Although the study’s number of interviewees with same-gender partnerships is too small to generalize from, this group’s experience seems distinct from that of women partnered with men. Interviewees partnered with women describe more egalitarian relationships, in which both mothers are highly involved in their child’s daily care. For example, one woman distinguishes her experiences from the “horror stories” she hears from heterosexual friends about their husbands’ minimal involvement. In contrast, she says that when it comes to sharing infant care, “my wife is the most helpful person. . . . And even my mum [says], ‘thank God you've got a wife’” (p. 98).
Some of the structural changes of the past 20-plus years do not bode well for mothers and families. Miller argues that intensive motherhood ideals present in the 1990s have become even more exacting and have been amplified by social media. Other structural factors that make motherhood even harder include workplace expectations of rising neoliberal individualism and more invasive digital work tasks.

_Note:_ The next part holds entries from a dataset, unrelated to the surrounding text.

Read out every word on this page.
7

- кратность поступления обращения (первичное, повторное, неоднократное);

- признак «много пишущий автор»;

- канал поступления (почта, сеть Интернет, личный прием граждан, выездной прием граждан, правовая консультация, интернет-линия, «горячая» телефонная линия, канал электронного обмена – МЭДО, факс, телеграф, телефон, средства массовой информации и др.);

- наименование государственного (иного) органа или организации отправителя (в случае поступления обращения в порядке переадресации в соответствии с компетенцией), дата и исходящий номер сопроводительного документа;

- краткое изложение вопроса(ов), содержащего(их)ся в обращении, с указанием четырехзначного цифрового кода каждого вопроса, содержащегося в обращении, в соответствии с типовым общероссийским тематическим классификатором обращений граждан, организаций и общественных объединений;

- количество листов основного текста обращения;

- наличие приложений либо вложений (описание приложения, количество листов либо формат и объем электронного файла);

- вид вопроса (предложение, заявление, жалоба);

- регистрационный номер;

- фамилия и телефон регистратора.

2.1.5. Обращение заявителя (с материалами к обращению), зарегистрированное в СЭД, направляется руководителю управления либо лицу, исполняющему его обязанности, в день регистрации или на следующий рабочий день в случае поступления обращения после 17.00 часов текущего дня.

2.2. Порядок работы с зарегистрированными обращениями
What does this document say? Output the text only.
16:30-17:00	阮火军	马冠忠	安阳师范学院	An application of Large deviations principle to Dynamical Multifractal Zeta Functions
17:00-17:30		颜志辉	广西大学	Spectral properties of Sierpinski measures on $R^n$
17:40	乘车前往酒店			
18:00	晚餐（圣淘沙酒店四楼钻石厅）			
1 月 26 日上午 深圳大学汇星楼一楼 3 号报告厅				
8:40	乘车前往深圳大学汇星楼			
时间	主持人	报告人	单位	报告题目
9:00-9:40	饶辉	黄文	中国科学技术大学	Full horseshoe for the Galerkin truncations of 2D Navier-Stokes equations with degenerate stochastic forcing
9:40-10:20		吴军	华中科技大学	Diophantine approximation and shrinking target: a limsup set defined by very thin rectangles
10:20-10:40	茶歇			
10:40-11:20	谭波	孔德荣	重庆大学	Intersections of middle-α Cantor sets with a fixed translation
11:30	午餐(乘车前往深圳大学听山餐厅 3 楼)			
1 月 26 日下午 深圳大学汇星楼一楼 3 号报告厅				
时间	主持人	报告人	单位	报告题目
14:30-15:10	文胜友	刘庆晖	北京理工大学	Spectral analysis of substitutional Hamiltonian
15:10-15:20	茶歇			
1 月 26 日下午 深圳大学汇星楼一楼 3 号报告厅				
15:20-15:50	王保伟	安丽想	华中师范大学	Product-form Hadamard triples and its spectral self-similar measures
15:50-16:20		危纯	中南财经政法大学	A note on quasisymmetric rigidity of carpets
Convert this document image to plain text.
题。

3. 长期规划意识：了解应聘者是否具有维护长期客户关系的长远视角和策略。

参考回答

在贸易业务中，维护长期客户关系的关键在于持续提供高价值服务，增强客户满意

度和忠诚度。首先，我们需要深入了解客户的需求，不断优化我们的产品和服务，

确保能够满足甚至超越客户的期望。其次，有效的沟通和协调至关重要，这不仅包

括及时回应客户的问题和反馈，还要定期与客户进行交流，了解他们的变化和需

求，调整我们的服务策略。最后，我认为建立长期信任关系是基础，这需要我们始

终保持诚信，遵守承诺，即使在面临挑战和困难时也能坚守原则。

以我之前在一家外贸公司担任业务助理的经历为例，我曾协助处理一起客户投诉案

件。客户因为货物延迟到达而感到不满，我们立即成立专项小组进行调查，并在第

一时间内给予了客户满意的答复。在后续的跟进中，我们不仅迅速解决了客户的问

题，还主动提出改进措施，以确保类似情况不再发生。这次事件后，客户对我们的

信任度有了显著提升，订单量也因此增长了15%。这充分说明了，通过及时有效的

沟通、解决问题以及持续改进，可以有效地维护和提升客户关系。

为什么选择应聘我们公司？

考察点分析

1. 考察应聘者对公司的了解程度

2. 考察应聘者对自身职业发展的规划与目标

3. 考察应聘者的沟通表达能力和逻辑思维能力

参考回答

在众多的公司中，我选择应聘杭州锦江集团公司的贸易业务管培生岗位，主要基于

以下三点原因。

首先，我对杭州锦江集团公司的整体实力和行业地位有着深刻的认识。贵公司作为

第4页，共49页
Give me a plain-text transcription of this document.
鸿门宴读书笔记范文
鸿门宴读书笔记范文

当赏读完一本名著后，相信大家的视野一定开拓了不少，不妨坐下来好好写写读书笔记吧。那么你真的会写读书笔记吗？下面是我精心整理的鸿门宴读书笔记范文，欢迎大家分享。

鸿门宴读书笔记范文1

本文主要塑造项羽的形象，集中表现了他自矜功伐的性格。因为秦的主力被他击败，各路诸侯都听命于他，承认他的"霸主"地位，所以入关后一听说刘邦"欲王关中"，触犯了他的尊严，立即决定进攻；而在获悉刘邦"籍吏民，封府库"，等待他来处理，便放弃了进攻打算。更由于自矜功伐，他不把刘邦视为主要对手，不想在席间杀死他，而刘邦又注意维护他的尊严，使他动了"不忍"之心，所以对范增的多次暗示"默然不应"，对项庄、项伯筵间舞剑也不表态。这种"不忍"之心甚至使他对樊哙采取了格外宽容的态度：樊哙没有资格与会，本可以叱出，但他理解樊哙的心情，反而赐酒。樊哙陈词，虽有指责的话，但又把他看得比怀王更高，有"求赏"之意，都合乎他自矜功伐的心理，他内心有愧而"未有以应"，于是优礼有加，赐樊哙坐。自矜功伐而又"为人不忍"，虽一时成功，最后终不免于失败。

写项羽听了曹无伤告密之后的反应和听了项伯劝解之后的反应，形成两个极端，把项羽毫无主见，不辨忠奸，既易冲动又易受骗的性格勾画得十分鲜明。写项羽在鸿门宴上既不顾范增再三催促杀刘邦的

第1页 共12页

No book can do everything. Although the author briefly mentions persistent normative cultural ideas of good mothers as white, heterosexual, and middle class, the book surprisingly offers little social class analysis and no race analysis.
The book’s qualitative longitudinal method and comparative historical approach are key strengths. Yet this empirical complexity (plus the writing style) makes the argument hard to follow at times. The author tends to present lengthy, theoretical expositions followed by long strings of extended quotations. It provides a thought-provoking analysis for faculty and advanced graduate student specialists yet is less useful for undergraduate courses.